Zarówno palestyńska grupa Hamas w Gazie, jak i libański Hezbollah zobowiązały się nie odpuszczać Izraelowi, a we wtorek zastępca przywódcy Hezbollahu Naim Qassem powiedział, że grupa uniemożliwi Izraelczykom powrót na północ.

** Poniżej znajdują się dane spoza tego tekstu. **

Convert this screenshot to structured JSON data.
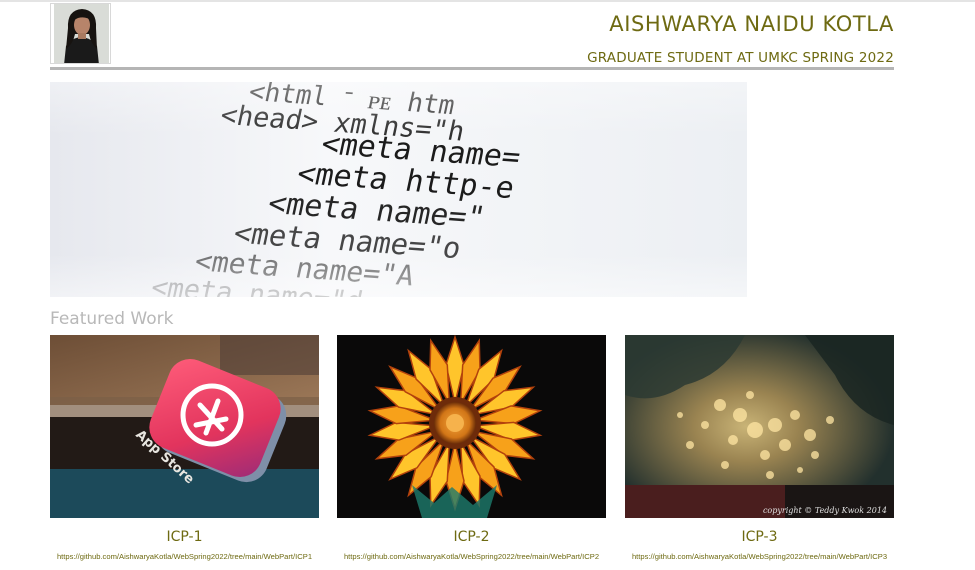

23 września Izrael rozpoczął falę ataków na twierdze Hezbollahu w Libanie, w wyniku czego zginęły co najmniej 1473 osoby.

Celem izraelskich ataków był południowy i wschodni Liban, a także południowy i środkowy Bejrut, zmuszając ponad milion ludzi do ucieczki i ogromnie obciążając system opieki zdrowotnej w kraju.

Chociaż wybrzeże Libanu nie zostało oszczędzone, najnowsze ostrzeżenie Izraela dotyczące ewakuacji sugeruje, że rozszerza on swoją ofensywę na północ.

Na swoim kanale Telegram izraelskie wojsko poinformowało, że 146. dywizja rozpoczęła „ograniczone, zlokalizowane i ukierunkowane działania operacyjne” przeciwko – jak twierdzi – celom i infrastrukturze Hezbollahu w południowo-zachodnim Libanie.

Zastępca przywódcy Hezbollahu powiedział, że pomimo „bolesnych” ataków Izraela struktura przywództwa grupy jest w porządku, a jej zdolności wojskowe są „dobre”.

„Netanjahu mówi, że chce sprowadzić” przesiedleńców do ich domów w północnym Izraelu, powiedział Qassem.

„Mówimy jednak, że o wiele więcej mieszkańców będzie zmuszonych do ucieczki” ze swoich domów – ostrzegł.

Analityk ds. wojskowości i bezpieczeństwa Elijah Magnier powiedział, że Qassem stał się „rzecznikiem Hezbollahu” i wydawało się, że „kontroluje sytuację”.

„To jego drugie wystąpienie w ciągu ostatnich kilku tygodni po rozpoczęciu wojny z Libanem. Wydaje się być pewniejszy siebie, spokojniejszy, ma kontrolę” – Magnier powiedział Al Jazeera.

„Nie mówi: «Jestem nowym sekretarzem generalnym», ponieważ zbliżają się wybory [but] nie stanie się to szybko, bo nie ma takiej potrzeby”.

„Teraz, jeśli Izraelczycy zatrzymali zegar, naprawdę będą bardzo rozczarowani, ponieważ Hezbollah przyjął to uderzenie i postępuje naprzód” – powiedział Magnier.